In this issue we would like to improve the algorithm so that only the requested report (ie. a Blob Record) is archived.
This may need to be done at the same time as #7470
@mattab @diosmosis I think now that we have the ability to archive only requested reports (and support partial archives) maybe we could use this also for ranges (which are aggregated during browser archiving usually).
Say you request a custom report and you have 50 custom reports configured, it means it will aggregate the ranges for all 50 custom reports.
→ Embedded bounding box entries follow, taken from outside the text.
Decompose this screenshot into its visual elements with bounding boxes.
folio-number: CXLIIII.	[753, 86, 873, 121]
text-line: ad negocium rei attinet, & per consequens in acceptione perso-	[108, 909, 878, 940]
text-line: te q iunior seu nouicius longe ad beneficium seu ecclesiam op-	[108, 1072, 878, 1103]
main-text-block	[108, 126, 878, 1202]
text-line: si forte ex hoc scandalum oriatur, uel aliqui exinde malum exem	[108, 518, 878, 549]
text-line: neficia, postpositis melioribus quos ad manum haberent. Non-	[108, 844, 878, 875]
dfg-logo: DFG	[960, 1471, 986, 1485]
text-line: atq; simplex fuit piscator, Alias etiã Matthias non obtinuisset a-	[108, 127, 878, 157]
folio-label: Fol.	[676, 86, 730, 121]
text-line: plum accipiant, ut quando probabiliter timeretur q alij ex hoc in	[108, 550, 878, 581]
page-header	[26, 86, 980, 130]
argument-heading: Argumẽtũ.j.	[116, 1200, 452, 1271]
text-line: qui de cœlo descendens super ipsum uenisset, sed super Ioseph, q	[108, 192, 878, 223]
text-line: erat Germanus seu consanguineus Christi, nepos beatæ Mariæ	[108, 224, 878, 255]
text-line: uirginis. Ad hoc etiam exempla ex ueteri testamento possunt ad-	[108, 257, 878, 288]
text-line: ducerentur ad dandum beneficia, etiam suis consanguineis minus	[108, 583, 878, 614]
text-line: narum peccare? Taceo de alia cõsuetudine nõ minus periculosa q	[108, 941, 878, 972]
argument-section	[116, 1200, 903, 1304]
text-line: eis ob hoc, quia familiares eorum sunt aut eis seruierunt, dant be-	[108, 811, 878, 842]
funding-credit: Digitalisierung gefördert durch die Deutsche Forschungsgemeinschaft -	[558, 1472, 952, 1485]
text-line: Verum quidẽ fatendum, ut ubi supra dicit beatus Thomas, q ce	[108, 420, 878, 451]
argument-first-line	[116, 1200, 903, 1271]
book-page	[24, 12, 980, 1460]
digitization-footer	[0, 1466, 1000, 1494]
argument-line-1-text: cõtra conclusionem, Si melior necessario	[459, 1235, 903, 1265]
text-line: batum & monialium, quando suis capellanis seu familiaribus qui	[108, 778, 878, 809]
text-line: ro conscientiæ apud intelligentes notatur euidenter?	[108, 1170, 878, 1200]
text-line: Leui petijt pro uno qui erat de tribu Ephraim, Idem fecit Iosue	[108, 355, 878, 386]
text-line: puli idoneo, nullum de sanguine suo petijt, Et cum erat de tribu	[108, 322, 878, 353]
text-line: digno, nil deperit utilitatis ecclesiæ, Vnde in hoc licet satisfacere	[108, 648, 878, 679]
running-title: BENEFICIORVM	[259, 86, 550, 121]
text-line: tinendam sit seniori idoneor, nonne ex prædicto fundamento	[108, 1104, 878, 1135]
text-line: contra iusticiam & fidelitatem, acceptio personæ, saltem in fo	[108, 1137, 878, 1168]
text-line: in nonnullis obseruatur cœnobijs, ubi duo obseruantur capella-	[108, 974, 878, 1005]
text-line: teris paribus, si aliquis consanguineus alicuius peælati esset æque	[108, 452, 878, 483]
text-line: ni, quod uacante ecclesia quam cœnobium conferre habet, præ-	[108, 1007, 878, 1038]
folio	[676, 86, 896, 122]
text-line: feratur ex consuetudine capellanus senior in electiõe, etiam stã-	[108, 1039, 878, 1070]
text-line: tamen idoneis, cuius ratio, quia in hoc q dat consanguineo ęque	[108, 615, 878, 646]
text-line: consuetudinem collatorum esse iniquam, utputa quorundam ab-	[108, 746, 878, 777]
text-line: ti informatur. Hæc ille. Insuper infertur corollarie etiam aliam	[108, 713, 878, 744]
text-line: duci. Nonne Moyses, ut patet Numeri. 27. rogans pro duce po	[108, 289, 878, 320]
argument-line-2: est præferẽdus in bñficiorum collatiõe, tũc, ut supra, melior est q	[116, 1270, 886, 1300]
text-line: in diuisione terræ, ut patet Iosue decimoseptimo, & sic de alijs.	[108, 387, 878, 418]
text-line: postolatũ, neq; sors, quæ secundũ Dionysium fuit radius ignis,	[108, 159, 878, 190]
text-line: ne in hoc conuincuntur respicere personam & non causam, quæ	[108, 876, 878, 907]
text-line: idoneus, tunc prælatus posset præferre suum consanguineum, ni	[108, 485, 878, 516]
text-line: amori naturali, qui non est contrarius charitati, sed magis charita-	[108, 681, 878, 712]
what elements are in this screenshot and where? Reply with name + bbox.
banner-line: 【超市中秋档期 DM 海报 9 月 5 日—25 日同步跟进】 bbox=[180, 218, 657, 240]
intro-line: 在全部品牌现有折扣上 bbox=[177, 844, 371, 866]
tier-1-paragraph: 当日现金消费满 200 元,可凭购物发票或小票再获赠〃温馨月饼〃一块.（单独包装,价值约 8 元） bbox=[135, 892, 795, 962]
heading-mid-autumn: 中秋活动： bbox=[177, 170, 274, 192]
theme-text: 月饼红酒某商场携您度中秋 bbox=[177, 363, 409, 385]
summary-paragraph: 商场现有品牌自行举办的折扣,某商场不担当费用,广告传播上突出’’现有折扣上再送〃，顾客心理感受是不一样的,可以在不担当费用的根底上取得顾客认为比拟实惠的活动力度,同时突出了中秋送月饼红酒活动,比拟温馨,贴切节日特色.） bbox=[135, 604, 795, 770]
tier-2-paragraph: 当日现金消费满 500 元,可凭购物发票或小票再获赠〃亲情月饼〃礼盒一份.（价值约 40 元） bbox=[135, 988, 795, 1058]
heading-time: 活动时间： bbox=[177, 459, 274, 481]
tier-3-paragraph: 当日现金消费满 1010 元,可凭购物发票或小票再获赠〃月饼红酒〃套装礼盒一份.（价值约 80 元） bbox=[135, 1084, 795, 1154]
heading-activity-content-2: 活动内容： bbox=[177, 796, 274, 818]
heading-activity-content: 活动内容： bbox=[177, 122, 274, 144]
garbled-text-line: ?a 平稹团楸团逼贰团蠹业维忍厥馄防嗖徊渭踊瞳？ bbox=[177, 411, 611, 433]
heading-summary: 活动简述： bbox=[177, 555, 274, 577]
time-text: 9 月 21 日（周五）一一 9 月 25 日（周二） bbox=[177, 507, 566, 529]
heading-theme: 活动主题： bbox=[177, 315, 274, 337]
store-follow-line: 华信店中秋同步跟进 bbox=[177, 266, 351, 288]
If some of them need to process unique metrics it will do this also for all of them even though you might never look at the data.
Same applies to goals, forms, funnels, ...
Each plugin's archivers could support
isRequestedReport() maybe and we'd need to set
setArchiveOnlyReport() in the archive parameters.
It might not be the best idea though to reuse this logic and maybe would need to use a different logic like in https://github.com/matomo-org/matomo/blob/4.3.0-b3/core/Archive.php#L538 forward record names or so to the archiver so it will only archive requested record names. Benefit be plugin developers won't need to change anything when requesting a report and only would need to check if a specific record name was requested in the archiver.
@mattab eventually should look at this maybe. Also from the background that it would not only make ranges faster but it could maybe at the same time eventually also make browser archiving faster in general (any period). Even if we can't fix it this may be more of a major issue
@tsteur this would be a high value improvement for UI performance and reducing DB usage, significantly in some cases. Sounds good to schedule it in a 4.x.0 :rocket:
I was more meaning only adding a major issue but not scheduling it yet but added it for now to 4.5 milestone as it would be good to have but not 100% sure on it's impact yet (in some cases it be quite a big impact though). To be seen how easy it is to develop.